Corta para Hecklers choice, coletânea de hits “virais” do Pavement, que mesmo tendo esse ar de “os grandes sucessos” (ou “a arte de Pavement”), patina na ironia e na corrosão conhecidas do grupo. A começar pelo título do disco – heckler é um termo britânico usado para definir aquelas pessoas sem-noção que atrapalham peças, shows e discursos para falar coisas.
- Ouvimos: Half Japanese – Adventure
Não que o Pavement tenha desprezo pelos seus próprios hits, até porque a compilação cai dentríssimo do material de Crooked rain, crooked rain (1994), segundo álbum, com faixas como Cut your hair, Gold soundz, a provocativa Range life. E, claro, traz também Harness your hopes e Spit on a stranger – essa última, um hit do álbum Terror twilight (1999), e uma baita balada que muita gente põe na conta do Radiohead (faz sentido, já que Nigel Godrich, costumeiro produtor da turma de Thom Yorke, cuidou desse disco).

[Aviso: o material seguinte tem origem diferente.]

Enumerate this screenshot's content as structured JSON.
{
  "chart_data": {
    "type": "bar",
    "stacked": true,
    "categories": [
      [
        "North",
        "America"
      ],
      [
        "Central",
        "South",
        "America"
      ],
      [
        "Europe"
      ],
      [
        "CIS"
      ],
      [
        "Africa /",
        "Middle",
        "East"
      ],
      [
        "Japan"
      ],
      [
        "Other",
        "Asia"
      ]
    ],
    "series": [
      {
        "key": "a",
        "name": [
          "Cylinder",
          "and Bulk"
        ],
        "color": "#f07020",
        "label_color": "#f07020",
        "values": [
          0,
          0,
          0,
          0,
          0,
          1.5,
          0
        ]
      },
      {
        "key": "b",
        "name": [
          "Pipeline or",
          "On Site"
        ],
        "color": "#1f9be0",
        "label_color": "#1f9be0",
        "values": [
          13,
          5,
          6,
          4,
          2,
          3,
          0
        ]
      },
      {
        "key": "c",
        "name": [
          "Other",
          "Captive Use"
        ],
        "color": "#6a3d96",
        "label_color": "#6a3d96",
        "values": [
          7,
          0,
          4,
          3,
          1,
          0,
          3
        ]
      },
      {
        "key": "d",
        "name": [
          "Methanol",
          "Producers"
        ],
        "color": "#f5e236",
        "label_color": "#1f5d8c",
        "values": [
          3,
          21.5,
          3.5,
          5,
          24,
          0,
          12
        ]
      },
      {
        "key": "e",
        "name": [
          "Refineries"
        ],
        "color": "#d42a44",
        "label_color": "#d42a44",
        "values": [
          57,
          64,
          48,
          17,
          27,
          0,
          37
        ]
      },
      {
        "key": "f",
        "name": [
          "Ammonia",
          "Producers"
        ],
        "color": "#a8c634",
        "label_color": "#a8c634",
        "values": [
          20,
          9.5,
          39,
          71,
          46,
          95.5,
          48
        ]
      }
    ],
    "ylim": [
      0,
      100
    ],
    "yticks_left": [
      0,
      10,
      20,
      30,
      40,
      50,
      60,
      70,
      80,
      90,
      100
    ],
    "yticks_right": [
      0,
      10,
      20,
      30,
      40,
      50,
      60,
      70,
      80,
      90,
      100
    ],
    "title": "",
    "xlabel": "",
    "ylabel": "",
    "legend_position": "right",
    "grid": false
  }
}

A estreia Slanted and enchanted (1992) foi deixada de lado aqui em nome de músicas como a ruidosa Stereo, e de canções que mostram que sempre houve “algo” mais acessível na argamassa do Pavement. O grupo fez balada com ar country (a linda Major Leagues), promoveu uma curiosa união de Nirvana e Roy Orbison (Shady lane) e apresentou também canções que lembram aquela ocasião em que Bob Dylan se apresentou com uma banda punk novata na TV (Unfair, Date w/IKEA). Já Summer babe, com um pouco mais de intensidade sonora, chega perto do shoegaze.
Com o passar do tempo, dá para perceber também o quanto o piano do finalzinho de Range life deve às intervenções de Nicky Hopkins nos discos setentistas dos Rolling Stones – e até a álbuns clássicos como Blonde on blonde, de Bob Dylan (1966). Hecklers choice é o relatório das vezes em que o Pavement decidiu brincar de “escalar” a banda – e das vezes em que o destino fez isso por eles.